The Lack of Disclosure Is a Problem. So Are Some of the Goals.

The WSJ takes pains to note that Google wants to build AI engines to better diagnose patients, while Ascension is looking for ways to improve outcomes and save lives. This is probably true. A lot of people are aware of how deeply broken the US healthcare model is, and how great the need for solutions is. The problems are complex because the system is incredibly complex. An AI system for effectively and quickly diagnosing patients that can deal with far-flung locations and treat or analyze patient data remotely and cheaply is an intrinsically attractive idea. People who want to be helpful go into these fields hoping to do something about their problems.

But if there's one thing we've hopefully collectively learned from privacy disaster after privacy disaster, it's that we can't just emphasize the positive. The WSJ writes that Google is working with Ascension at no cost because it wants to build a healthcare database it can sell to other providers. Ascension, for its part, openly acknowledges that one of the goals of its program is to increase revenue from patients.
Ascension, a Catholic chain of 2,600 hospitals, doctors’ offices and other facilities, aims in part to improve patient care. It also hopes to mine data to identify additional tests that could be necessary or other ways in which the system could generate more revenue from patients, documents show. Ascension is also eager for a faster system than its existing decentralized electronic record-keeping network. (Emphasis added).

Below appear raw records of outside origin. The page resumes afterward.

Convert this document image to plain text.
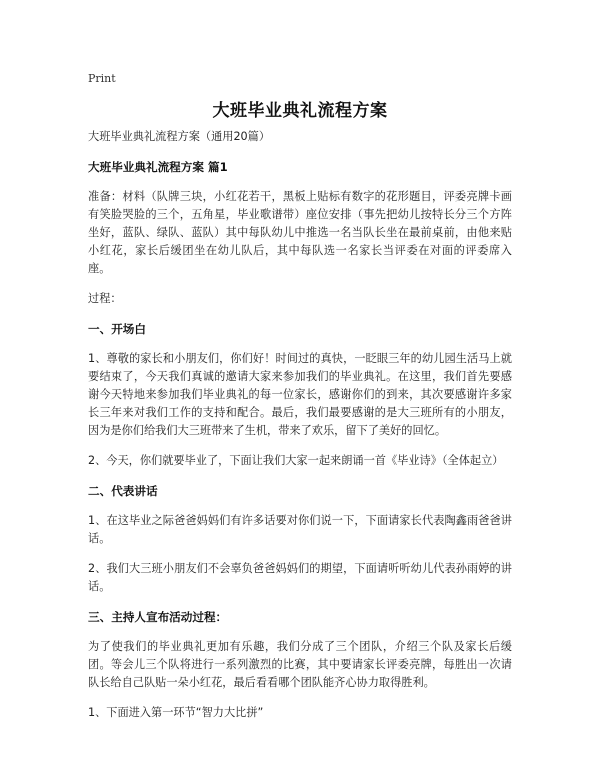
Print
大班毕业典礼流程方案
大班毕业典礼流程方案（通用20篇）
大班毕业典礼流程方案 篇1
准备：材料（队牌三块，小红花若干，黑板上贴标有数字的花形题目，评委亮牌卡画有笑脸哭脸的三个，五角星，毕业歌谱带）座位安排（事先把幼儿按特长分三个方阵坐好，蓝队、绿队、蓝队）其中每队幼儿中推选一名当队长坐在最前桌前，由他来贴小红花，家长后缓团坐在幼儿队后，其中每队选一名家长当评委在对面的评委席入座。
过程：
一、开场白
1、尊敬的家长和小朋友们，你们好！时间过的真快，一眨眼三年的幼儿园生活马上就要结束了，今天我们真诚的邀请大家来参加我们的毕业典礼。在这里，我们首先要感谢今天特地来参加我们毕业典礼的每一位家长，感谢你们的到来，其次要感谢许多家长三年来对我们工作的支持和配合。最后，我们最要感谢的是大三班所有的小朋友，因为是你们给我们大三班带来了生机，带来了欢乐，留下了美好的回忆。
2、今天，你们就要毕业了，下面让我们大家一起来朗诵一首《毕业诗》（全体起立）
二、代表讲话
1、在这毕业之际爸爸妈妈们有许多话要对你们说一下，下面请家长代表陶鑫雨爸爸讲话。
2、我们大三班小朋友们不会辜负爸爸妈妈们的期望，下面请听听幼儿代表孙雨婷的讲话。
三、主持人宣布活动过程：
为了使我们的毕业典礼更加有乐趣，我们分成了三个团队，介绍三个队及家长后缓团。等会儿三个队将进行一系列激烈的比赛，其中要请家长评委亮牌，每胜出一次请队长给自己队贴一朵小红花，最后看看哪个团队能齐心协力取得胜利。
1、下面进入第一环节“智力大比拼”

Given that the cost of interacting with the US medical system has been rising for decades, it's appropriate to ask why it's appropriate to adopt a new medical system on the basis of extracting higher revenue from patients. Ascension is supposedly a non-profit, religiously affiliated healthcare organization. US healthcare cost growth is out of control, and employees shoulder an ever-larger share of that burden.

It could be very reasonably argued that focusing on increased revenue per patient over the past 46 years has produced charts like the above. On top, us. Below us, everyone else.

Expensive AI-driven systems are not going to be adopted because they identify revenue opportunities with marginal value -- say, targeting rich people who might like to have a little more elective plastic surgery. The push for such systems is going to happen in part because they're good at finding new revenue sources. And over-testing is already a huge problem in the American healthcare system.

Waste, in total, is estimated to account for roughly 25 percent(Opens in a new window) of all American healthcare spending. Of the estimated $760 - $935B in wasted American healthcare costs as of 2019, between $77B and $102B is estimated to be caused by either over-treatment or poor-quality treatment. It's one of the largest single categories. This is not to say that people who need tests shouldn't get them -- of course they should -- but when evaluating patients to see if they are receiving proper tests, the focus should also be on making certain tests are not performed unnecessarily. If Ascension considered the moral obligation it had not to charge people for tests they didn't need, the WSJ does not mention it.

Now that they've been discovered, Google and Ascension are claiming to have had users' best interests at heart... just not enough to tell them in advance. Google has been found to be violating the privacy of its own users in so many various ways over the years, from Google Plus to Android, it strains credulity to see these issues as individual innocent mistakes. Now we discover the company is doing it again, this time with personal medical data it ought to have no legal right to receive in the first place.

I bet they even promised it would only be shared with trusted partners. You know -- like the 150+ Google employees that already have access to the personal healthcare records of tens of millions of Americans, according to the WSJ.